Bank to end new mortgage lending due to market pressures

Paul Lynam, chief executive, Secure Trust Bank

Secure Trust Bank has said it plans to cease all new mortgage lending until “conditions become more favourable”.

The group said it had noted lenders were increasingly competing on price and risk appetite to drive new residential mortgage business volumes.

Secure Trust Bank said that during the second half of 2018, market pressures and competition intensified, driven by continued uncertainties in the wider housing market which have put the mortgage industry “under huge pressure”.

It said: “Having considered all of these factors, Secure Trust Bank is proposing to cease origination of new residential mortgage business until conditions become more favourable. Any changes in the business that may arise from this proposal, following the conclusion of the consultation period with the staff affected, are not expected to have a material impact on 2018 and 2019 earnings.”

In an update this morning on its trading for the year to the end of December, Secure Trust Bank has said its repositioning towards lower risk lending across a focused group of attractive market segments continued to drive profit growth in 2018.

The bank said it continued to trade strongly in the final period of the year.

Customer numbers and the associated retail finance, motor finance, mortgages and SME lending balances continued to grow, “in a carefully controlled manner” during the period with customer lending balances exceeding £2bn for the first time, which it described as an “important milestone”.

Secure Trust Bank said that, given the heightened economic and political uncertainty, the group continues to be selective in respect of new lending activities.

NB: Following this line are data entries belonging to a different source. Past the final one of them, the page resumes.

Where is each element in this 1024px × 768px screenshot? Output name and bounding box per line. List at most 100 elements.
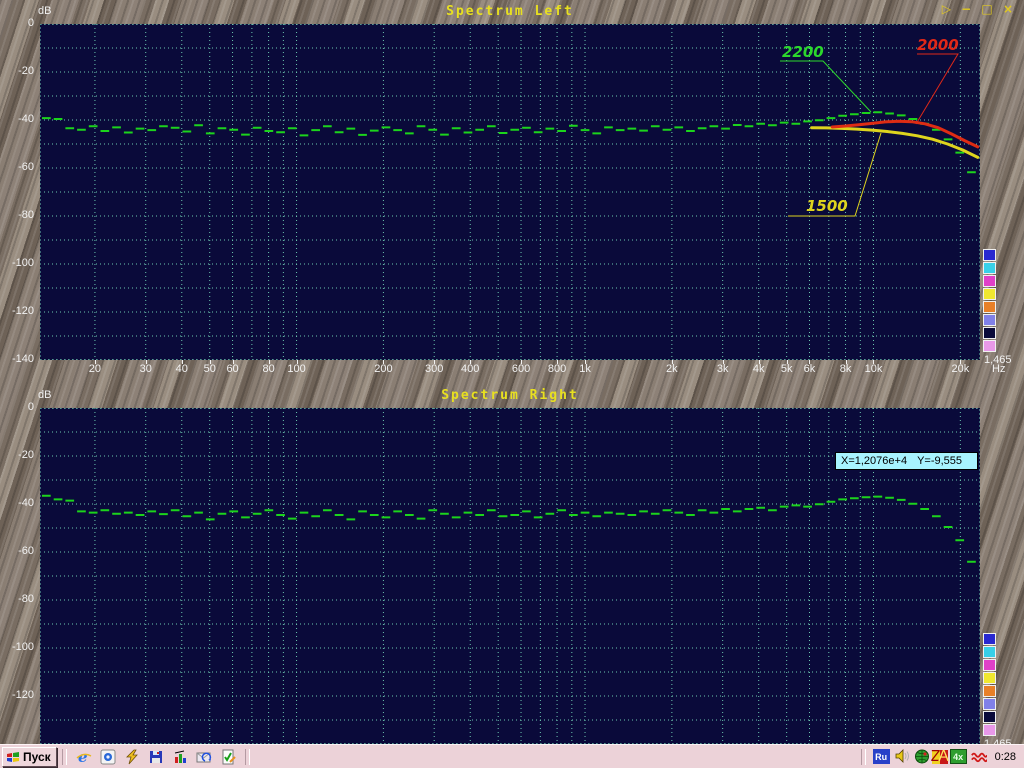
palette-swatch-1[interactable]	[983, 646, 996, 658]
x-tick-label: 60	[213, 363, 253, 375]
y-tick-label: 0	[0, 17, 34, 29]
taskbar-left: Пуск e	[0, 745, 255, 768]
svg-text:1500: 1500	[806, 197, 848, 215]
palette-swatch-0[interactable]	[983, 249, 996, 261]
volume-icon[interactable]	[894, 749, 910, 764]
chart-title-right: Spectrum Right	[40, 388, 980, 403]
x-tick-mark	[434, 360, 435, 364]
palette-swatch-2[interactable]	[983, 275, 996, 287]
palette-swatch-0[interactable]	[983, 633, 996, 645]
x-tick-mark	[960, 360, 961, 364]
windows-logo-icon	[6, 751, 20, 763]
y-tick-label: -40	[0, 497, 34, 509]
x-tick-mark	[723, 360, 724, 364]
clock[interactable]: 0:28	[995, 751, 1016, 763]
y-tick-label: -120	[0, 305, 34, 317]
x-tick-mark	[787, 360, 788, 364]
palette-swatch-6[interactable]	[983, 327, 996, 339]
close-icon[interactable]: ×	[1003, 2, 1016, 16]
y-tick-label: -20	[0, 65, 34, 77]
x-tick-mark	[521, 360, 522, 364]
x-tick-label: 400	[450, 363, 490, 375]
chart-title-left: Spectrum Left	[40, 4, 980, 19]
palette-swatch-3[interactable]	[983, 672, 996, 684]
y-tick-label: -120	[0, 689, 34, 701]
mixer-icon[interactable]	[172, 749, 188, 765]
palette-value-label: 1,465	[984, 354, 1012, 366]
x-tick-label: 20k	[940, 363, 980, 375]
internet-explorer-icon[interactable]: e	[76, 749, 92, 765]
x-tick-mark	[146, 360, 147, 364]
desktop: ▷ − □ × Spectrum LeftdBHz2200200015000-2…	[0, 0, 1024, 768]
palette-swatch-4[interactable]	[983, 685, 996, 697]
svg-text:2200: 2200	[782, 43, 824, 61]
x-tick-mark	[672, 360, 673, 364]
x-tick-mark	[557, 360, 558, 364]
x-tick-mark	[809, 360, 810, 364]
start-label: Пуск	[23, 750, 51, 764]
x-tick-mark	[210, 360, 211, 364]
viewer-icon[interactable]	[100, 749, 116, 765]
palette-swatch-5[interactable]	[983, 698, 996, 710]
y-tick-label: -20	[0, 449, 34, 461]
x-tick-label: 10k	[853, 363, 893, 375]
palette-swatch-2[interactable]	[983, 659, 996, 671]
x-tick-mark	[585, 360, 586, 364]
y-axis-unit: dB	[38, 5, 51, 17]
x-tick-mark	[269, 360, 270, 364]
language-indicator[interactable]: Ru	[873, 749, 890, 764]
winamp-icon[interactable]	[124, 749, 140, 765]
y-tick-label: -100	[0, 257, 34, 269]
x-tick-mark	[95, 360, 96, 364]
x-tick-label: 300	[414, 363, 454, 375]
palette-swatch-4[interactable]	[983, 301, 996, 313]
y-axis-unit: dB	[38, 389, 51, 401]
x-tick-label: 600	[501, 363, 541, 375]
cursor-readout-tooltip: X=1,2076e+4 Y=-9,555	[835, 452, 978, 470]
y-tick-label: -60	[0, 161, 34, 173]
palette-swatch-7[interactable]	[983, 724, 996, 736]
x-tick-label: 100	[277, 363, 317, 375]
modem-wave-icon[interactable]	[971, 749, 987, 764]
y-tick-label: -80	[0, 593, 34, 605]
readout-y: Y=-9,555	[917, 455, 962, 467]
x-tick-label: 20	[75, 363, 115, 375]
x-tick-mark	[383, 360, 384, 364]
x-tick-label: 6k	[789, 363, 829, 375]
x-tick-label: 2k	[652, 363, 692, 375]
taskbar-separator[interactable]	[245, 749, 250, 765]
maximize-icon[interactable]: □	[981, 2, 995, 16]
x-tick-label: 3k	[703, 363, 743, 375]
x-tick-mark	[297, 360, 298, 364]
tray-separator	[861, 749, 866, 765]
save-icon[interactable]	[148, 749, 164, 765]
y-tick-label: -100	[0, 641, 34, 653]
network-globe-icon[interactable]	[914, 749, 930, 764]
trace-color-palette	[983, 633, 997, 737]
palette-swatch-6[interactable]	[983, 711, 996, 723]
palette-swatch-7[interactable]	[983, 340, 996, 352]
palette-swatch-1[interactable]	[983, 262, 996, 274]
palette-swatch-5[interactable]	[983, 314, 996, 326]
y-tick-label: -40	[0, 113, 34, 125]
start-button[interactable]: Пуск	[2, 747, 57, 767]
palette-swatch-3[interactable]	[983, 288, 996, 300]
y-tick-label: -60	[0, 545, 34, 557]
y-tick-label: -140	[0, 353, 34, 365]
x-tick-mark	[759, 360, 760, 364]
trace-color-palette	[983, 249, 997, 353]
zonealarm-icon[interactable]: Z A	[932, 750, 948, 764]
taskbar-separator[interactable]	[62, 749, 67, 765]
y-tick-label: 0	[0, 401, 34, 413]
task-check-icon[interactable]	[220, 749, 236, 765]
x-tick-label: 1k	[565, 363, 605, 375]
readout-x: X=1,2076e+4	[841, 455, 907, 467]
taskbar: Пуск e	[0, 744, 1024, 768]
mail-icon[interactable]	[196, 749, 212, 765]
x-tick-mark	[470, 360, 471, 364]
cpu-usage-icon[interactable]: 4x	[950, 749, 967, 764]
plot-area-left[interactable]: 220020001500	[40, 24, 980, 360]
y-tick-label: -80	[0, 209, 34, 221]
x-tick-mark	[233, 360, 234, 364]
x-tick-label: 30	[126, 363, 166, 375]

The group said: “The strategic repositioning of the group towards lower risk lending across a focused group of attractive market segments continued to drive profit growth and improve the credit quality of new customer loan originations. The legacy subprime motor portfolio has, as expected, been run-down to immaterial levels and the resulting shift in the portfolio mix has driven the expected significant reduction in impairments. The group is progressing plans to offer a broader range of motor finance products in the prime end of the market.”

It added: “The group entered 2019 with positive business momentum, robust capital positions and very strong liquidity and remains well placed to pursue its strategic priorities.”